It is safe to say that Kevin Knox II has not lived up to expectations so far in his NBA career.
The New York Knicks selected the former Kentucky Wildcat with the ninth overall pick in the 2018 NBA Draft. Knox was a project player coming out of college. He remains a project to this day.
Knox had an okay, but far from good, rookie season in New York. He averaged 12.8 points and 4.5 rebounds per game as a rookie. He was incredibly inefficient shooting 37 percent from the floor and 34.3 percent from beyond the arc. Knox struggled as a rookie, but he had flashes of good play. He scored a career-high 31 points against the Philadelphia 76ers. Knox was efficient in that matchup as well.
After his rookie season, Knox saw his minutes fall in each subsequent season. His points per game fell as well. He never shot above 40 percent from the floor with the Knicks, and it became clear the team was ready to give up on him by the end of his second season. Knox was traded to the Atlanta Hawks in the middle of his fourth season in the NBA. He did not see much playing time in Atlanta either.
Kevin Knox is the Pistons’ latest reclamation project
Detroit Pistons GM Troy Weaver has brought in plenty of reclamation projects during his tenure with the team. Some, like Marvin Bagley III, have worked out. Others, like Jahlil Okafor, did not pan out so well. Knox is the latest in Weaver’s line of second-chance projects.
During the 2022 offseason, the Pistons’ front office signed Knox to a two-year deal worth $6 million.
Injuries provided an opportunity to receive minutes early in the 2022-23 season. Nerlens Noel, Alec Burks, Marvin Bagley III and Isaiah Livers all missed the start of the regular season due to injury. Knox played in seven of Detroit’s first 10 games of the season. It was not pretty for the 23-year-old forward.
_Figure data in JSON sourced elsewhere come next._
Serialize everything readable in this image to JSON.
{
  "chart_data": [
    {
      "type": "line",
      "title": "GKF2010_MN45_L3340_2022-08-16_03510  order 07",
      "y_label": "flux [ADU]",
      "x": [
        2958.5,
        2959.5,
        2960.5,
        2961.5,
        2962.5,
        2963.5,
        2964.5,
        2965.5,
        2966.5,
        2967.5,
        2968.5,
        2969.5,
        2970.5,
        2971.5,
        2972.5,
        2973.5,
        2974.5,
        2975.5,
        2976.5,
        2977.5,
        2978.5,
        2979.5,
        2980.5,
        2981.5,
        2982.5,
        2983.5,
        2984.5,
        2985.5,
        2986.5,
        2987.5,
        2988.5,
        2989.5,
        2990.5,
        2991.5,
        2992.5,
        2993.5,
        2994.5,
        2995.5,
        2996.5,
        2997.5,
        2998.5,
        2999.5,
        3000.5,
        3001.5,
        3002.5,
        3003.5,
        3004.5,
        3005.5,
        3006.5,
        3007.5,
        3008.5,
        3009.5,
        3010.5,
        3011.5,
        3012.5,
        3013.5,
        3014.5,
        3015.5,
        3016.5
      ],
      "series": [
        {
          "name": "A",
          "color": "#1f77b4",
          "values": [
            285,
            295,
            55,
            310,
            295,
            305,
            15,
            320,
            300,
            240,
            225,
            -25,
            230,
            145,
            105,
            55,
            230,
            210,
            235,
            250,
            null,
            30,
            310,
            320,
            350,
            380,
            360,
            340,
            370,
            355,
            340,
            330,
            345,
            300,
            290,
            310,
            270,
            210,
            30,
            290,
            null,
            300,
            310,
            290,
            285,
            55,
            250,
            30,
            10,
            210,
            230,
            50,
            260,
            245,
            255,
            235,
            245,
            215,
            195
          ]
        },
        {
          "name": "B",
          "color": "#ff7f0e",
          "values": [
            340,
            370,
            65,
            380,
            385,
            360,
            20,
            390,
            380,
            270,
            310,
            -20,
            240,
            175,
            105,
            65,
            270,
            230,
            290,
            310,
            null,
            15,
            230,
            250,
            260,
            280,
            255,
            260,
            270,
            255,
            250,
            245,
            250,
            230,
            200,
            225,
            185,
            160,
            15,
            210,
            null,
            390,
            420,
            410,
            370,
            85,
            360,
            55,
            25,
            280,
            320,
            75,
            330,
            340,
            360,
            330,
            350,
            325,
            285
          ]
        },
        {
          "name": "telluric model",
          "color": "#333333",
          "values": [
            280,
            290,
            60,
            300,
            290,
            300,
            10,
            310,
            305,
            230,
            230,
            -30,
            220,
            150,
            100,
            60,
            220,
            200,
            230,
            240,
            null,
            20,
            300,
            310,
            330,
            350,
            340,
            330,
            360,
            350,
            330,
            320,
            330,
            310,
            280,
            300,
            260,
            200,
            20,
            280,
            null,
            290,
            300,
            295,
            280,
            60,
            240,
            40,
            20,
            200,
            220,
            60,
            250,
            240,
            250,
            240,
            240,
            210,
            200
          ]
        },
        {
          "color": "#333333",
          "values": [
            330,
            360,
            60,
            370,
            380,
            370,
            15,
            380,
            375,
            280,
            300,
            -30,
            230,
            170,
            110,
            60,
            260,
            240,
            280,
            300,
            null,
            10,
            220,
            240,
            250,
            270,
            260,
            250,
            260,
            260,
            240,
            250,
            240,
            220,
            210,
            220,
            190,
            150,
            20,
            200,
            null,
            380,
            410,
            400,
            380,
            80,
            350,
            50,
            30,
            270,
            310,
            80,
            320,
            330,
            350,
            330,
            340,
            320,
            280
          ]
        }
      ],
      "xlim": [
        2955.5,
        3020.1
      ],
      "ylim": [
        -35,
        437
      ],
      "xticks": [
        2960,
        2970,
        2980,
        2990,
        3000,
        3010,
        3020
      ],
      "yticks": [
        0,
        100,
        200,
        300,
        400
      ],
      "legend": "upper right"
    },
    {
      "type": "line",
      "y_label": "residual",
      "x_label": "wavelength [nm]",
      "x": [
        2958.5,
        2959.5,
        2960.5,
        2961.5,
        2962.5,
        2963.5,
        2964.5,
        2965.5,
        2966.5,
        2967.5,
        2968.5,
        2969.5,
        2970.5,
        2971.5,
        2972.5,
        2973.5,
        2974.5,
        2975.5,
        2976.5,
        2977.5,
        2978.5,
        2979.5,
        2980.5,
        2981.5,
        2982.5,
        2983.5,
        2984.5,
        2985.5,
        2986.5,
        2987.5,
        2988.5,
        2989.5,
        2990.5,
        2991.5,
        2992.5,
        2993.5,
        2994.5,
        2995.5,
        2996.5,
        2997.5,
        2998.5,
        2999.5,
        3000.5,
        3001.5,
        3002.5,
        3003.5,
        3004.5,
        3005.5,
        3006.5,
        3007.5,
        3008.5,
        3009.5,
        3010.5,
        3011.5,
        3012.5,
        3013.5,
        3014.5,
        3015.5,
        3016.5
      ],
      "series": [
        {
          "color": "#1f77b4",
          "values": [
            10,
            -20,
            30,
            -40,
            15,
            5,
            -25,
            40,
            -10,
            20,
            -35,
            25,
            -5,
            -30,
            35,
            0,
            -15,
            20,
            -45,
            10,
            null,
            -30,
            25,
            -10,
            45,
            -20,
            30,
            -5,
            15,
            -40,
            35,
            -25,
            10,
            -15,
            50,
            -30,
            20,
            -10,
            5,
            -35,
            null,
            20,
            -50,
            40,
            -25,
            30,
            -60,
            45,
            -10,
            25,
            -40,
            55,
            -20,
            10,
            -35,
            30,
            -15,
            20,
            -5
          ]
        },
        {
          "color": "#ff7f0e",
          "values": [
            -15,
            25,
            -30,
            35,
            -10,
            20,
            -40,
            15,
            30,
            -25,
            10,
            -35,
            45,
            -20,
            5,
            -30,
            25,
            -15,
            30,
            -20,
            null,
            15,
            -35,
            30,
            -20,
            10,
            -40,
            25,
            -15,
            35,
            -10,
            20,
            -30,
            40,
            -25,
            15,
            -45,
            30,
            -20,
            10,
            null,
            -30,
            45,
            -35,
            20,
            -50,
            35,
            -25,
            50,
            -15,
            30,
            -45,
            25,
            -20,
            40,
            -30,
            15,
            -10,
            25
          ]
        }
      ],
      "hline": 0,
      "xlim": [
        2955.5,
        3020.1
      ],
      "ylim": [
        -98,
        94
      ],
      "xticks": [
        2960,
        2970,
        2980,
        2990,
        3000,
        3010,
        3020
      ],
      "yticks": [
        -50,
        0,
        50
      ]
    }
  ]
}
Knox averaged two points per game while shooting 26.1 percent from the floor and 13.3 percent from three-point range in his first seven appearances. At times he forced contested shots, and he missed open loos as well. He did not bring anything positive on the defensive end to alleviate his poor offense either.
As the Pistons’ roster got healthier, Knox rode the bench.
Then Cade Cunningham injured his shin, Isaiah Stewart injured his toe, and Saddiq Bey went down with an injury as well. Mounting injuries thrust Knox back into Detroit’s rotation. The young forward had another chance. So far, he is making the most of it.
Kevin Knox is enjoying a strong five-game stretch
Since Nov. 20, Knox has been a much different player than he was at the start of the season. The 23-year-old is playing with more confidence, and his shots are starting to fall.
Over the past five games, Knox is averaging 11.8 points and 4.4 rebounds per game. He is shooting 61.1 percent from the floor and 54.5 percent from beyond the arc during that span as well. His minutes have jumped to 23.9 per game as well. Knox’s stock is trending up over the past few games.
In Detroit’s 125-116 victory over the Utah Jazz, Knox scored down a season-high 21 points, his highest point total since his rookie season. Knox knocked down a career-high six three-pointers in that game as well. Knox closed out the game for Detroit, scoring 12 fourth-quarter points.
Is Kevin Knox good now?
Knox is finding his niche as a role player. He still struggles around the rim, and he is not attempting many pull-up jumpers either. He is averaging 32.4 touches per game over the past five games, ranking in the middle of the pack of the Pistons’ roster. Knox is not holding onto the ball too long as he averages just 1.6 seconds per touch, the third lowest of any Piston to see the court since Nov. 20.
Knox is shooting 55 percent on four catch-and-shoot threes per game. That is where he is hanging his hat for the Pistons over the past few games. Knox is not looking to create for himself very often, and he is not a ball-stopper either. If he has a good look at the basket, he is taking it. If he does not, he is moving the ball.
It is still to be seen whether Knox can continue performing at this level for a prolonged period of time. With Bey returning to the lineup, Knox is likely to see his minutes start to fall again, but he should continue to hold a spot in the rotation with all of Detroit’s other injuries in the mix. If Knox continues to play close to his current level of play, it is going to be very hard for the Pistons to remove him from the rotation once the roster becomes healthier.
Knox’s past consistency struggles make it hard to say he is definitively turning a corner. There is a chance that Knox regresses to the mean and finds himself outside of Detroit’s rotation again. Only time will tell. He may have already missed his chance to be a potential star, but right now, Knox is playing like a reliable bench player. If he can continue to build off his strong five-game stretch, Knox is going to build staying power in the league.